Friday, August 09, 2013

Was This Really Religious Discrimination?

It is a story like this that illustrates why there is so much animosity by the right towards the Israel Defense Forces. Not because they are right or wrong. But because of the way the Charedi world automatically assumes the worst.

YWN published a story yesterday about a Chabad soldier that was jailed for refusing to follow a direct order to remove his woolen Tzitzis.

On the surface one would be correctly outraged by something like this and label it the kind of religious discrimination that Charedim have correctly been afraid of… thus justifying their opposition to a military draft. That is how YWN characterized it. They unhesitatingly call the incident religious discrimination. But upon further examination of what really happened, one should realize that there very likely was no real discriminatory intent.

What happened was as follows: 
The soldier was instructed to remove his wool tzitzis during sports activities for fear he would overheat and possibly dehydrate. His commander told him during sport activities he may not wear three layers (undershirt, tzitzis and top shirt).
The soldier explained that he cannot remove the tzitzis for he is stringent in observing this mitzvah in line with Chabad minhag, to always wear wool tzitzis. The company commander became insistent and the soldier explained that this is his belief and he is unwilling to compromise. When things became more heated the soldier explained he will gladly sit in jail over this for it is a matter of principle.
The company commander took the matter to his superior officer and the Chabad soldier was sent to the IDF Nafach Prison for 10 days.

First let me say, that I think the IDF erred in this case. Sending a soldier to jail because he refused to remove his Tzitzis makes them look bad. And it gives fuel to the right. They will surely use this as an example of religious discrimination. But I think it is safe to say that his motivation was not to prevent that solider from following his religious beliefs. It was to save that soldier from getting heat stroke. In effect he was following Halacha whether he realized it or not. Pikuach Nefesh trumps almost every other Mitzvah requirement.

It should also be noted that Halacha does not require one to wear Tzitzis every moment of the day. It is a Mitzvah Kiyumis - meaning that we are only required to wear Tzitzis if we wear a four cornered Beged. If we don't, there is no bibilcaly requirement to do wear one. Although the custom today is to always wear a 4 cornered Beged (piece of clothing) so we can fulfill this Mitzvah. Otherwise it would go into oblivion.

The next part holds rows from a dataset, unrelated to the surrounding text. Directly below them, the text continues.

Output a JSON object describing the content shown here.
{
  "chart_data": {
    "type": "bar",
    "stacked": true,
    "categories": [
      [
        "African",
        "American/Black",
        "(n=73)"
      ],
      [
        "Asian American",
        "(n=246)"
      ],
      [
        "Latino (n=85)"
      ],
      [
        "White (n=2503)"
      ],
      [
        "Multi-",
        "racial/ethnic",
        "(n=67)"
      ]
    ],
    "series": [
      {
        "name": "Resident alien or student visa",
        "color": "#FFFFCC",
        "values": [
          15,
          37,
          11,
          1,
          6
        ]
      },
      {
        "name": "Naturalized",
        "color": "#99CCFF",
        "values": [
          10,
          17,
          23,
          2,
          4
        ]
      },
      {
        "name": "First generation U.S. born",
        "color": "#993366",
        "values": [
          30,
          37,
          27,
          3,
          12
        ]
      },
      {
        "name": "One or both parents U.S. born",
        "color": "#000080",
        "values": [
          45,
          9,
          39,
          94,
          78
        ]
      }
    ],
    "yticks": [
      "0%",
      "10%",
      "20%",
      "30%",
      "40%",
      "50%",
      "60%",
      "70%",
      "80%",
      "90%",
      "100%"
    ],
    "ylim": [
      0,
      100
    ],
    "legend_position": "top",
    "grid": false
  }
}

Furthermore the fact Woolen Tzitzis are preferred by many people is because the Mitzvah of Tzitzis is only fulfilled biblically if the Beged is made of wool. Tzitzis on a non woolen 4 cornered Beged are only required rabbinically. 

But the flip side of that is if Techeles (a blue thread) is not present in the Tziztis, there is one Rishon (the Baal HaMeor) who says the Tzitzis are invalid and thus wearing a 4-cornered woolen beged without Techeiles would be in violation of biblical law. We do not have Techeiles today. (Even though there are some who claim to have found the source of the actual dye required to make it - it is not universally accepted as such.) 

Although most Poskim follow the majority opinion that Techeiles is a separate Mitzvah and that one fulfills the biblical requirement of Tzitzis by wearing only white Tzitzes, the Gra is said to have only worn cotton Tzitzis in order to avoid the possiblity of violating biblical law.

So the insistence on wearing woolen Tzitzis is far from an absolute Halachic requirement under any circumstances. Let alone in extreme heat under conditions of vigorous exercise. 

I have absolutely no doubt that the IDF does not have an anti Tzitzis policy. And I’ll bet that the Chabad soldiers superiors in that situation do not have a personal record of animus toward wearing Tzitzis. It is completely unfair, misleading, and perhaps even irresponsible for YWN to call this religious discrimination.

Unless they can prove that the motivation behind this command was religious discrimination, I think we ought to give them the benefit of the doubt. 

And if the standard practice for refusing a direct order is jail time, then this fellow’s superiors did nothing wrong. Even though they probably should not have done so because how this is being perceived in the Charedi world. Why give them more reasons to protest?